A North Carolina State University sociology instructor contends that vegan and vegetarian men are guilty of “upholding the gender binary” and perpetuating “white masculinity.”

Imagine my surprise

Meatless Meals and Masculinity was written by Mari Mycek, a doctoral candidate and teaching assistant in the NCSU sociology department, who argues that vegan and vegetarian men have reclaimed their “previously-stigmatised consumption identity” to wield power over women by framing their lifestyle as a rational, rather than emotional, choice.

It seems like an awful lot of trouble to go to, personally. But as we’ve seen so many times, the contrived agonising must never end.
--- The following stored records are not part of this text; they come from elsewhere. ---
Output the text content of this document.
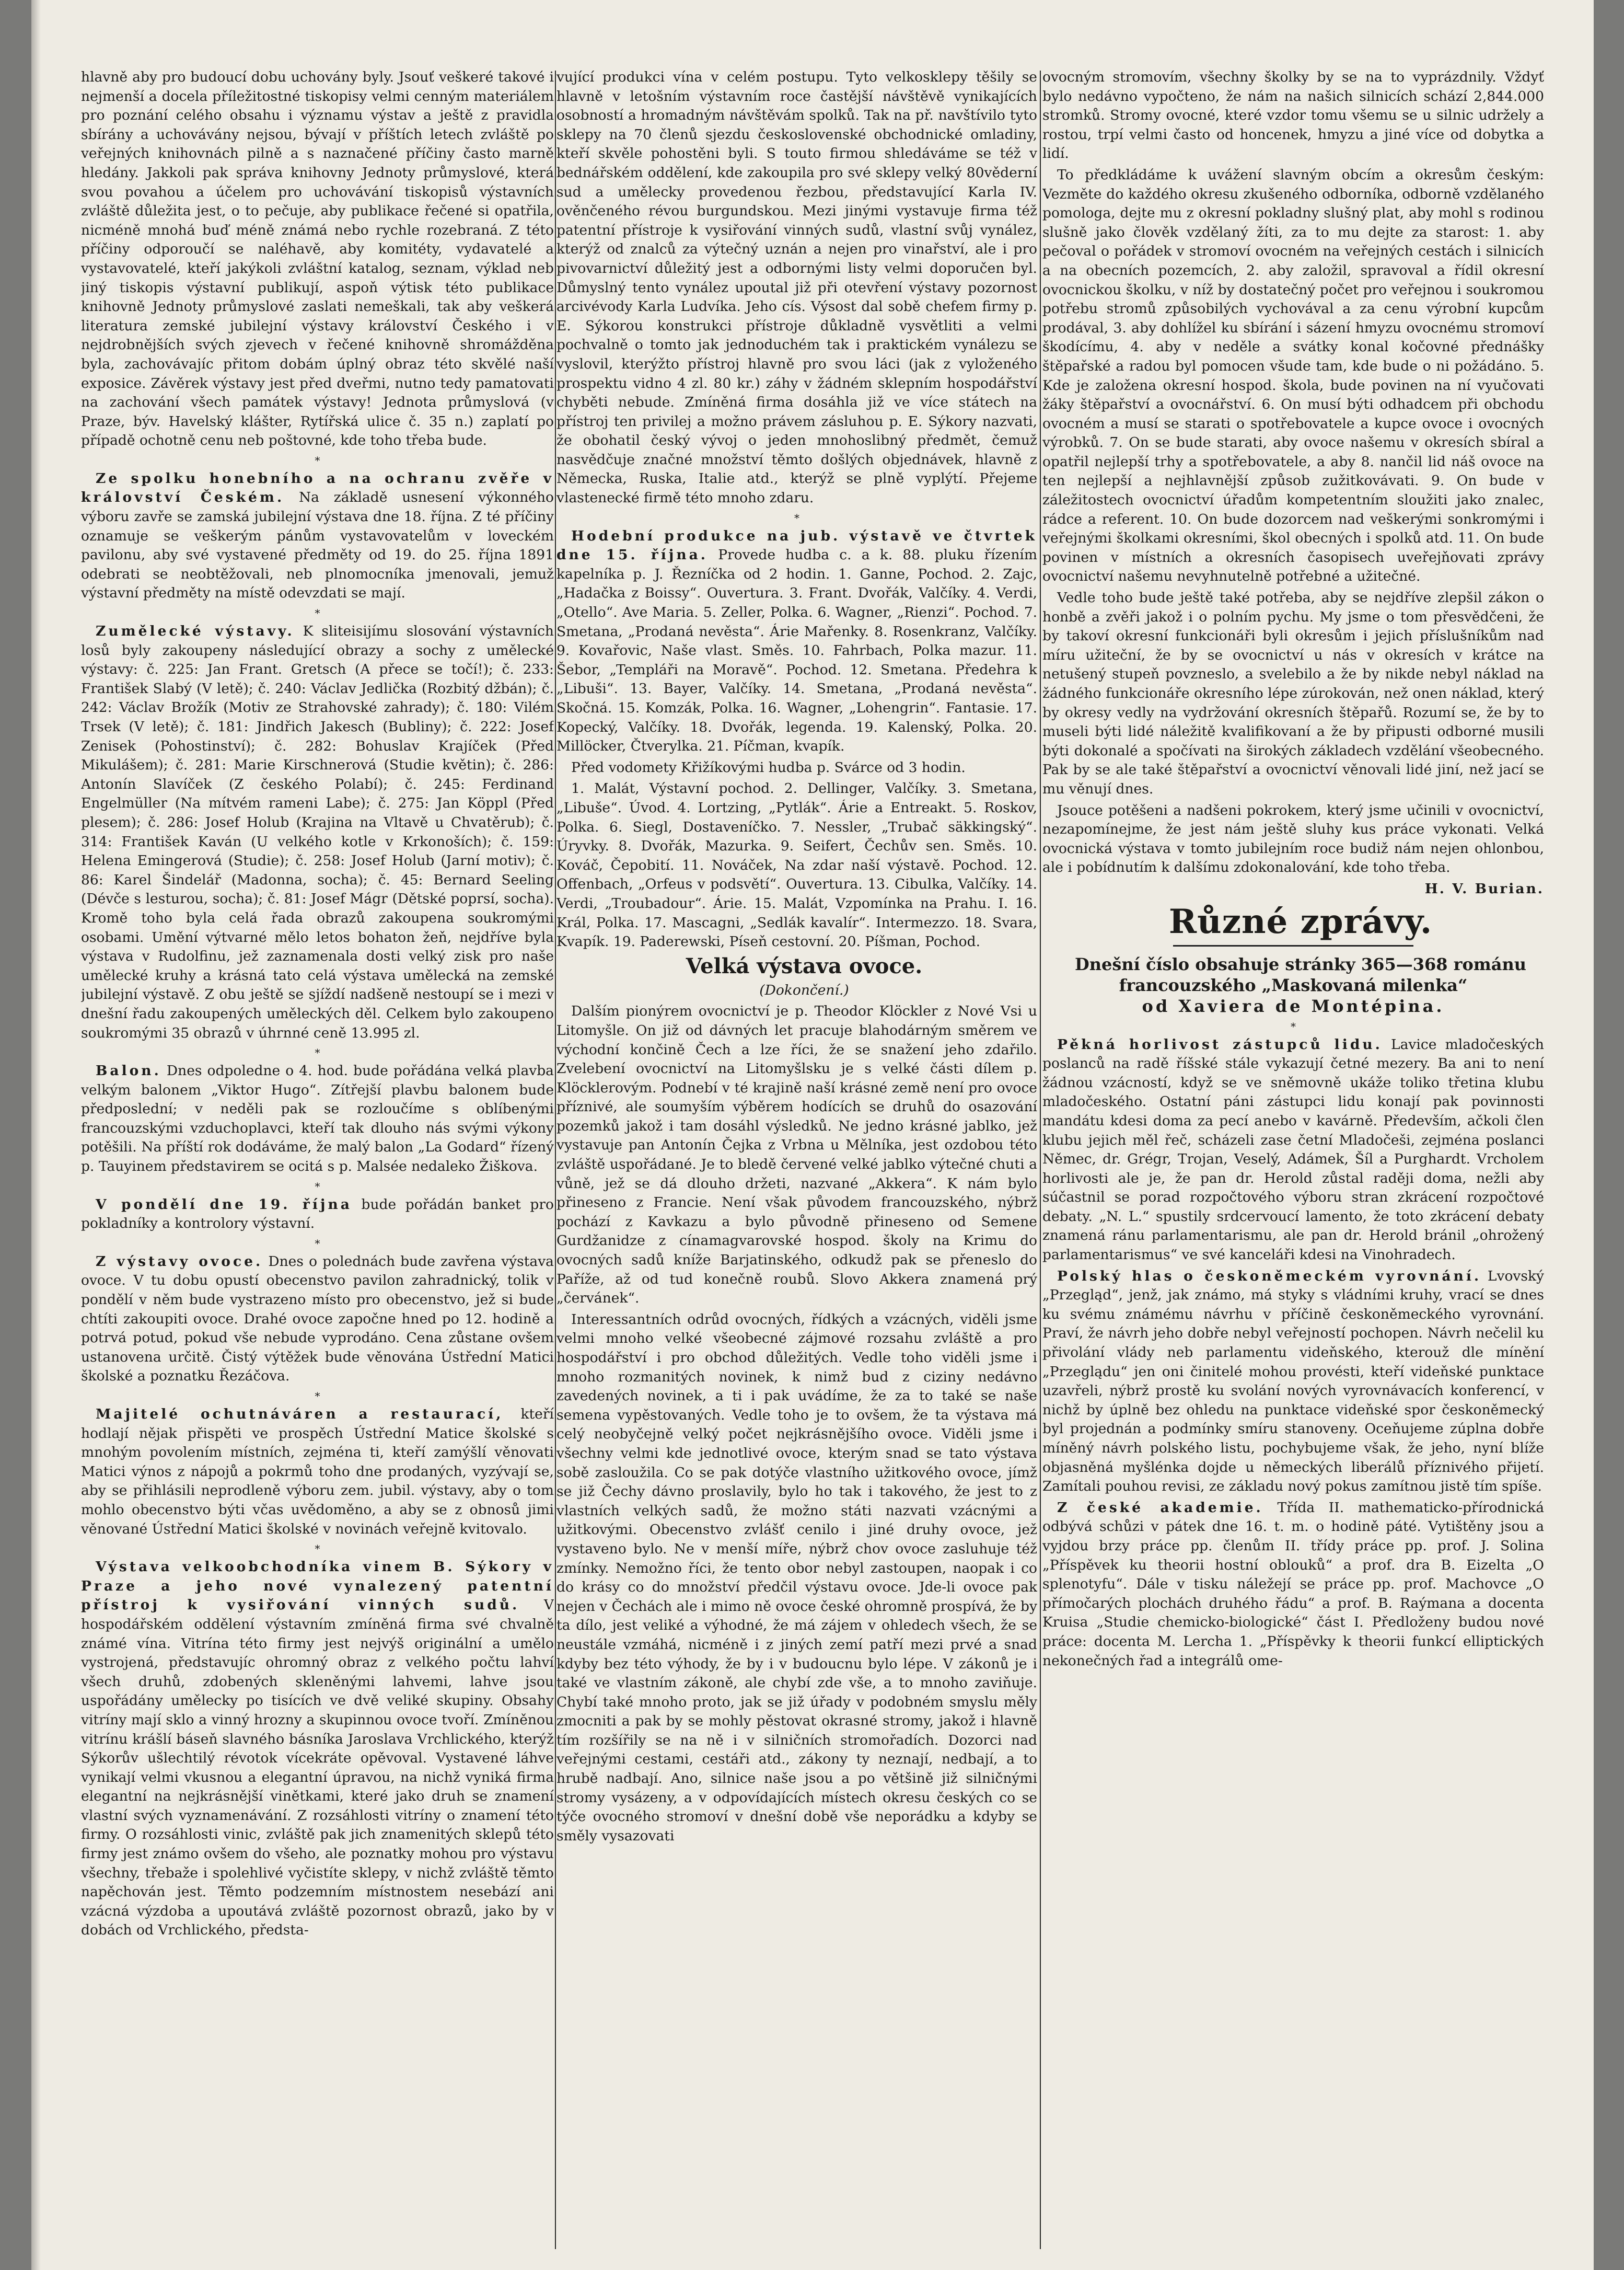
hlavně aby pro budoucí dobu uchovány byly. Jsouť veškeré takové i nejmenší a docela příležitostné tiskopisy velmi cenným materiálem pro poznání celého obsahu i významu výstav a ještě z pravidla sbírány a uchovávány nejsou, bývají v příštích letech zvláště po veřejných knihovnách pilně a s naznačené příčiny často marně hledány. Jakkoli pak správa knihovny Jednoty průmyslové, která svou povahou a účelem pro uchovávání tiskopisů výstavních zvláště důležita jest, o to pečuje, aby publikace řečené si opatřila, nicméně mnohá buď méně známá nebo rychle rozebraná. Z této příčiny odporoučí se naléhavě, aby komitéty, vydavatelé a vystavovatelé, kteří jakýkoli zvláštní katalog, seznam, výklad neb jiný tiskopis výstavní publikují, aspoň výtisk této publikace knihovně Jednoty průmyslové zaslati nemeškali, tak aby veškerá literatura zemské jubilejní výstavy království Českého i v nejdrobnějších svých zjevech v řečené knihovně shromážděna byla, zachovávajíc přitom dobám úplný obraz této skvělé naší exposice. Závěrek výstavy jest před dveřmi, nutno tedy pamatovati na zachování všech památek výstavy! Jednota průmyslová (v Praze, býv. Havelský klášter, Rytířská ulice č. 35 n.) zaplatí po případě ochotně cenu neb poštovné, kde toho třeba bude.

*

Ze spolku honebního a na ochranu zvěře v království Českém. Na základě usnesení výkonného výboru zavře se zamská jubilejní výstava dne 18. října. Z té příčiny oznamuje se veškerým pánům vystavovatelům v loveckém pavilonu, aby své vystavené předměty od 19. do 25. října 1891 odebrati se neobtěžovali, neb plnomocníka jmenovali, jemuž výstavní předměty na místě odevzdati se mají.

*

Zumělecké výstavy. K sliteisijímu slosování výstavních losů byly zakoupeny následující obrazy a sochy z umělecké výstavy: č. 225: Jan Frant. Gretsch (A přece se točí!); č. 233: František Slabý (V letě); č. 240: Václav Jedlička (Rozbitý džbán); č. 242: Václav Brožík (Motiv ze Strahovské zahrady); č. 180: Vilém Trsek (V letě); č. 181: Jindřich Jakesch (Bubliny); č. 222: Josef Zenisek (Pohostinství); č. 282: Bohuslav Krajíček (Před Mikulášem); č. 281: Marie Kirschnerová (Studie květin); č. 286: Antonín Slavíček (Z českého Polabí); č. 245: Ferdinand Engelmüller (Na mítvém rameni Labe); č. 275: Jan Köppl (Před plesem); č. 286: Josef Holub (Krajina na Vltavě u Chvatěrub); č. 314: František Kaván (U velkého kotle v Krkonoších); č. 159: Helena Emingerová (Studie); č. 258: Josef Holub (Jarní motiv); č. 86: Karel Šindelář (Madonna, socha); č. 45: Bernard Seeling (Dévče s lesturou, socha); č. 81: Josef Mágr (Dětské poprsí, socha). Kromě toho byla celá řada obrazů zakoupena soukromými osobami. Umění výtvarné mělo letos bohaton žeň, nejdříve byla výstava v Rudolfinu, jež zaznamenala dosti velký zisk pro naše umělecké kruhy a krásná tato celá výstava umělecká na zemské jubilejní výstavě. Z obu ještě se sjíždí nadšeně nestoupí se i mezi v dnešní řadu zakoupených uměleckých děl. Celkem bylo zakoupeno soukromými 35 obrazů v úhrnné ceně 13.995 zl.

*

Balon. Dnes odpoledne o 4. hod. bude pořádána velká plavba velkým balonem „Viktor Hugo“. Zítřejší plavbu balonem bude předposlední; v neděli pak se rozloučíme s oblíbenými francouzskými vzduchoplavci, kteří tak dlouho nás svými výkony potěšili. Na příští rok dodáváme, že malý balon „La Godard“ řízený p. Tauyinem představirem se ocitá s p. Malsée nedaleko Žiškova.

*

V pondělí dne 19. října bude pořádán banket pro pokladníky a kontrolory výstavní.

*

Z výstavy ovoce. Dnes o polednách bude zavřena výstava ovoce. V tu dobu opustí obecenstvo pavilon zahradnický, tolik v pondělí v něm bude vystrazeno místo pro obecenstvo, jež si bude chtíti zakoupiti ovoce. Drahé ovoce započne hned po 12. hodině a potrvá potud, pokud vše nebude vyprodáno. Cena zůstane ovšem ustanovena určitě. Čistý výtěžek bude věnována Ústřední Matici školské a poznatku Řezáčova.

*

Majitelé ochutnáváren a restaurací, kteří hodlají nějak přispěti ve prospěch Ústřední Matice školské s mnohým povolením místních, zejména ti, kteří zamýšlí věnovati Matici výnos z nápojů a pokrmů toho dne prodaných, vyzývají se, aby se přihlásili neprodleně výboru zem. jubil. výstavy, aby o tom mohlo obecenstvo býti včas uvědoměno, a aby se z obnosů jimi věnované Ústřední Matici školské v novinách veřejně kvitovalo.

*

Výstava velkoobchodníka vinem B. Sýkory v Praze a jeho nové vynalezený patentní přístroj k vysiřování vinných sudů. V hospodářském oddělení výstavním zmíněná firma své chvalně známé vína. Vitrína této firmy jest nejvýš originální a umělo vystrojená, představujíc ohromný obraz z velkého počtu lahví všech druhů, zdobených skleněnými lahvemi, lahve jsou uspořádány umělecky po tisících ve dvě veliké skupiny. Obsahy vitríny mají sklo a vinný hrozny a skupinnou ovoce tvoří. Zmíněnou vitrínu krášlí báseň slavného básníka Jaroslava Vrchlického, kterýž Sýkorův ušlechtilý révotok vícekráte opěvoval. Vystavené láhve vynikají velmi vkusnou a elegantní úpravou, na nichž vyniká firma elegantní na nejkrásnější vinětkami, které jako druh se znamení vlastní svých vyznamenávání. Z rozsáhlosti vitríny o znamení této firmy. O rozsáhlosti vinic, zvláště pak jich znamenitých sklepů této firmy jest známo ovšem do všeho, ale poznatky mohou pro výstavu všechny, třebaže i spolehlivé vyčistíte sklepy, v nichž zvláště těmto napěchován jest. Těmto podzemním místnostem nesebází ani vzácná výzdoba a upoutává zvláště pozornost obrazů, jako by v dobách od Vrchlického, předsta-

vující produkci vína v celém postupu. Tyto velkosklepy těšily se hlavně v letošním výstavním roce častější návštěvě vynikajících osobností a hromadným návštěvám spolků. Tak na př. navštívilo tyto sklepy na 70 členů sjezdu československé obchodnické omladiny, kteří skvěle pohostěni byli. S touto firmou shledáváme se též v bednářském oddělení, kde zakoupila pro své sklepy velký 80věderní sud a umělecky provedenou řezbou, představující Karla IV. ověnčeného révou burgundskou. Mezi jinými vystavuje firma též patentní přístroje k vysiřování vinných sudů, vlastní svůj vynález, kterýž od znalců za výtečný uznán a nejen pro vinařství, ale i pro pivovarnictví důležitý jest a odbornými listy velmi doporučen byl. Důmyslný tento vynález upoutal již při otevření výstavy pozornost arcivévody Karla Ludvíka. Jeho cís. Výsost dal sobě chefem firmy p. E. Sýkorou konstrukci přístroje důkladně vysvětliti a velmi pochvalně o tomto jak jednoduchém tak i praktickém vynálezu se vyslovil, kterýžto přístroj hlavně pro svou láci (jak z vyloženého prospektu vidno 4 zl. 80 kr.) záhy v žádném sklepním hospodářství chyběti nebude. Zmíněná firma dosáhla již ve více státech na přístroj ten privilej a možno právem zásluhou p. E. Sýkory nazvati, že obohatil český vývoj o jeden mnohoslibný předmět, čemuž nasvědčuje značné množství těmto došlých objednávek, hlavně z Německa, Ruska, Italie atd., kterýž se plně vyplýtí. Přejeme vlastenecké firmě této mnoho zdaru.

*

Hodební produkce na jub. výstavě ve čtvrtek dne 15. října. Provede hudba c. a k. 88. pluku řízením kapelníka p. J. Řezníčka od 2 hodin. 1. Ganne, Pochod. 2. Zajc, „Hadačka z Boissy“. Ouvertura. 3. Frant. Dvořák, Valčíky. 4. Verdi, „Otello“. Ave Maria. 5. Zeller, Polka. 6. Wagner, „Rienzi“. Pochod. 7. Smetana, „Prodaná nevěsta“. Árie Mařenky. 8. Rosenkranz, Valčíky. 9. Kovařovic, Naše vlast. Směs. 10. Fahrbach, Polka mazur. 11. Šebor, „Templáři na Moravě“. Pochod. 12. Smetana. Předehra k „Libuši“. 13. Bayer, Valčíky. 14. Smetana, „Prodaná nevěsta“. Skočná. 15. Komzák, Polka. 16. Wagner, „Lohengrin“. Fantasie. 17. Kopecký, Valčíky. 18. Dvořák, legenda. 19. Kalenský, Polka. 20. Millöcker, Čtverylka. 21. Píčman, kvapík.

Před vodomety Křižíkovými hudba p. Svárce od 3 hodin.

1. Malát, Výstavní pochod. 2. Dellinger, Valčíky. 3. Smetana, „Libuše“. Úvod. 4. Lortzing, „Pytlák“. Árie a Entreakt. 5. Roskov, Polka. 6. Siegl, Dostaveníčko. 7. Nessler, „Trubač säkkingský“. Úryvky. 8. Dvořák, Mazurka. 9. Seifert, Čechův sen. Směs. 10. Kováč, Čepobití. 11. Nováček, Na zdar naší výstavě. Pochod. 12. Offenbach, „Orfeus v podsvětí“. Ouvertura. 13. Cibulka, Valčíky. 14. Verdi, „Troubadour“. Árie. 15. Malát, Vzpomínka na Prahu. I. 16. Král, Polka. 17. Mascagni, „Sedlák kavalír“. Intermezzo. 18. Svara, Kvapík. 19. Paderewski, Píseň cestovní. 20. Píšman, Pochod.

Velká výstava ovoce.

(Dokončení.)

Dalším pionýrem ovocnictví je p. Theodor Klöckler z Nové Vsi u Litomyšle. On již od dávných let pracuje blahodárným směrem ve východní končině Čech a lze říci, že se snažení jeho zdařilo. Zvelebení ovocnictví na Litomyšlsku je s velké části dílem p. Klöcklerovým. Podnebí v té krajině naší krásné země není pro ovoce příznivé, ale soumyším výběrem hodících se druhů do osazování pozemků jakož i tam dosáhl výsledků. Ne jedno krásné jablko, jež vystavuje pan Antonín Čejka z Vrbna u Mělníka, jest ozdobou této zvláště uspořádané. Je to bledě červené velké jablko výtečné chuti a vůně, jež se dá dlouho držeti, nazvané „Akkera“. K nám bylo přineseno z Francie. Není však původem francouzského, nýbrž pochází z Kavkazu a bylo původně přineseno od Semene Gurdžanidze z cínamagvarovské hospod. školy na Krimu do ovocných sadů kníže Barjatinského, odkudž pak se přeneslo do Paříže, až od tud konečně roubů. Slovo Akkera znamená prý „červánek“.

Interessantních odrůd ovocných, řídkých a vzácných, viděli jsme velmi mnoho velké všeobecné zájmové rozsahu zvláště a pro hospodářství i pro obchod důležitých. Vedle toho viděli jsme i mnoho rozmanitých novinek, k nimž bud z ciziny nedávno zavedených novinek, a ti i pak uvádíme, že za to také se naše semena vypěstovaných. Vedle toho je to ovšem, že ta výstava má celý neobyčejně velký počet nejkrásnějšího ovoce. Viděli jsme i všechny velmi kde jednotlivé ovoce, kterým snad se tato výstava sobě zasloužila. Co se pak dotýče vlastního užitkového ovoce, jímž se již Čechy dávno proslavily, bylo ho tak i takového, že jest to z vlastních velkých sadů, že možno státi nazvati vzácnými a užitkovými. Obecenstvo zvlášť cenilo i jiné druhy ovoce, jež vystaveno bylo. Ne v menší míře, nýbrž chov ovoce zasluhuje též zmínky. Nemožno říci, že tento obor nebyl zastoupen, naopak i co do krásy co do množství předčil výstavu ovoce. Jde-li ovoce pak nejen v Čechách ale i mimo ně ovoce české ohromně prospívá, že by ta dílo, jest veliké a výhodné, že má zájem v ohledech všech, že se neustále vzmáhá, nicméně i z jiných zemí patří mezi prvé a snad kdyby bez této výhody, že by i v budoucnu bylo lépe. V zákonů je i také ve vlastním zákoně, ale chybí zde vše, a to mnoho zaviňuje. Chybí také mnoho proto, jak se již úřady v podobném smyslu měly zmocniti a pak by se mohly pěstovat okrasné stromy, jakož i hlavně tím rozšířily se na ně i v silničních stromořadích. Dozorci nad veřejnými cestami, cestáři atd., zákony ty neznají, nedbají, a to hrubě nadbají. Ano, silnice naše jsou a po většině již silničnými stromy vysázeny, a v odpovídajících místech okresu českých co se týče ovocného stromoví v dnešní době vše neporádku a kdyby se směly vysazovati

ovocným stromovím, všechny školky by se na to vyprázdnily. Vždyť bylo nedávno vypočteno, že nám na našich silnicích schází 2,844.000 stromků. Stromy ovocné, které vzdor tomu všemu se u silnic udržely a rostou, trpí velmi často od honcenek, hmyzu a jiné více od dobytka a lidí.

To předkládáme k uvážení slavným obcím a okresům českým: Vezměte do každého okresu zkušeného odborníka, odborně vzdělaného pomologa, dejte mu z okresní pokladny slušný plat, aby mohl s rodinou slušně jako člověk vzdělaný žíti, za to mu dejte za starost: 1. aby pečoval o pořádek v stromoví ovocném na veřejných cestách i silnicích a na obecních pozemcích, 2. aby založil, spravoval a řídil okresní ovocnickou školku, v níž by dostatečný počet pro veřejnou i soukromou potřebu stromů způsobilých vychovával a za cenu výrobní kupcům prodával, 3. aby dohlížel ku sbírání i sázení hmyzu ovocnému stromoví škodícímu, 4. aby v neděle a svátky konal kočovné přednášky štěpařské a radou byl pomocen všude tam, kde bude o ni požádáno. 5. Kde je založena okresní hospod. škola, bude povinen na ní vyučovati žáky štěpařství a ovocnářství. 6. On musí býti odhadcem při obchodu ovocném a musí se starati o spotřebovatele a kupce ovoce i ovocných výrobků. 7. On se bude starati, aby ovoce našemu v okresích sbíral a opatřil nejlepší trhy a spotřebovatele, a aby 8. nančil lid náš ovoce na ten nejlepší a nejhlavnější způsob zužitkovávati. 9. On bude v záležitostech ovocnictví úřadům kompetentním sloužiti jako znalec, rádce a referent. 10. On bude dozorcem nad veškerými sonkromými i veřejnými školkami okresními, škol obecných i spolků atd. 11. On bude povinen v místních a okresních časopisech uveřejňovati zprávy ovocnictví našemu nevyhnutelně potřebné a užitečné.

Vedle toho bude ještě také potřeba, aby se nejdříve zlepšil zákon o honbě a zvěři jakož i o polním pychu. My jsme o tom přesvědčeni, že by takoví okresní funkcionáři byli okresům i jejich příslušníkům nad míru užiteční, že by se ovocnictví u nás v okresích v krátce na netušený stupeň povzneslo, a svelebilo a že by nikde nebyl náklad na žádného funkcionáře okresního lépe zúrokován, než onen náklad, který by okresy vedly na vydržování okresních štěpařů. Rozumí se, že by to museli býti lidé náležitě kvalifikovaní a že by připusti odborné musili býti dokonalé a spočívati na širokých základech vzdělání všeobecného. Pak by se ale také štěpařství a ovocnictví věnovali lidé jiní, než jací se mu věnují dnes.

Jsouce potěšeni a nadšeni pokrokem, který jsme učinili v ovocnictví, nezapomínejme, že jest nám ještě sluhy kus práce vykonati. Velká ovocnická výstava v tomto jubilejním roce budiž nám nejen ohlonbou, ale i pobídnutím k dalšímu zdokonalování, kde toho třeba.

H. V. Burian.

Různé zprávy.

Dnešní číslo obsahuje stránky 365—368 románu francouzského „Maskovaná milenka“
od Xaviera de Montépina.

*

Pěkná horlivost zástupců lidu. Lavice mladočeských poslanců na radě říšské stále vykazují četné mezery. Ba ani to není žádnou vzácností, když se ve sněmovně ukáže toliko třetina klubu mladočeského. Ostatní páni zástupci lidu konají pak povinnosti mandátu kdesi doma za pecí anebo v kavárně. Především, ačkoli člen klubu jejich měl řeč, scházeli zase četní Mladočeši, zejména poslanci Němec, dr. Grégr, Trojan, Veselý, Adámek, Šíl a Purghardt. Vrcholem horlivosti ale je, že pan dr. Herold zůstal raději doma, nežli aby súčastnil se porad rozpočtového výboru stran zkrácení rozpočtové debaty. „N. L.“ spustily srdcervoucí lamento, že toto zkrácení debaty znamená ránu parlamentarismu, ale pan dr. Herold bránil „ohrožený parlamentarismus“ ve své kanceláři kdesi na Vinohradech.

Polský hlas o českoněmeckém vyrovnání. Lvovský „Przegląd“, jenž, jak známo, má styky s vládními kruhy, vrací se dnes ku svému známému návrhu v příčině českoněmeckého vyrovnání. Praví, že návrh jeho dobře nebyl veřejností pochopen. Návrh nečelil ku přivolání vlády neb parlamentu videňského, kterouž dle mínění „Przeglądu“ jen oni činitelé mohou provésti, kteří videňské punktace uzavřeli, nýbrž prostě ku svolání nových vyrovnávacích konferencí, v nichž by úplně bez ohledu na punktace videňské spor českoněmecký byl projednán a podmínky smíru stanoveny. Oceňujeme zúplna dobře míněný návrh polského listu, pochybujeme však, že jeho, nyní blíže objasněná myšlénka dojde u německých liberálů příznivého přijetí. Zamítali pouhou revisi, ze základu nový pokus zamítnou jistě tím spíše.

Z české akademie. Třída II. mathematicko-přírodnická odbývá schůzi v pátek dne 16. t. m. o hodině páté. Vytištěny jsou a vyjdou brzy práce pp. členům II. třídy práce pp. prof. J. Solina „Příspěvek ku theorii hostní oblouků“ a prof. dra B. Eizelta „O splenotyfu“. Dále v tisku náležejí se práce pp. prof. Machovce „O přímočarých plochách druhého řádu“ a prof. B. Raýmana a docenta Kruisa „Studie chemicko-biologické“ část I. Předloženy budou nové práce: docenta M. Lercha 1. „Příspěvky k theorii funkcí elliptických nekonečných řad a integrálů ome-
Especially for woke sociology lecturers who wish to remind the world of their own Brahmin status in the progressive pecking order.  

Update:

And so, based on a tiny, loaded sample – 20 vegan and vegetarian men, whose explanations of their dietary choices are arbitrarily labelled as masculine and therefore bad – we’re supposed to agree with Ms Mycek’s conclusion. A conclusion that sounds somewhat predestined, as if it were arrived at long before any research, or parody of research, actually took place. Namely, that, if a man – a white man – explains why he’s chosen not to eat meat, then this is driven by the dastardly urge to maintain “a gender hierarchy and structures of power and inequality.”

Because a chickpea-heavy diet is the obvious way to oppress women.

And note the implication that, while men, at least white ones, are scheming and “performative” in their explanations by employing rational arguments, women are apparently incapable of doing the same. As noted before, it’s interesting how the most condescending depictions of women often come from feminists.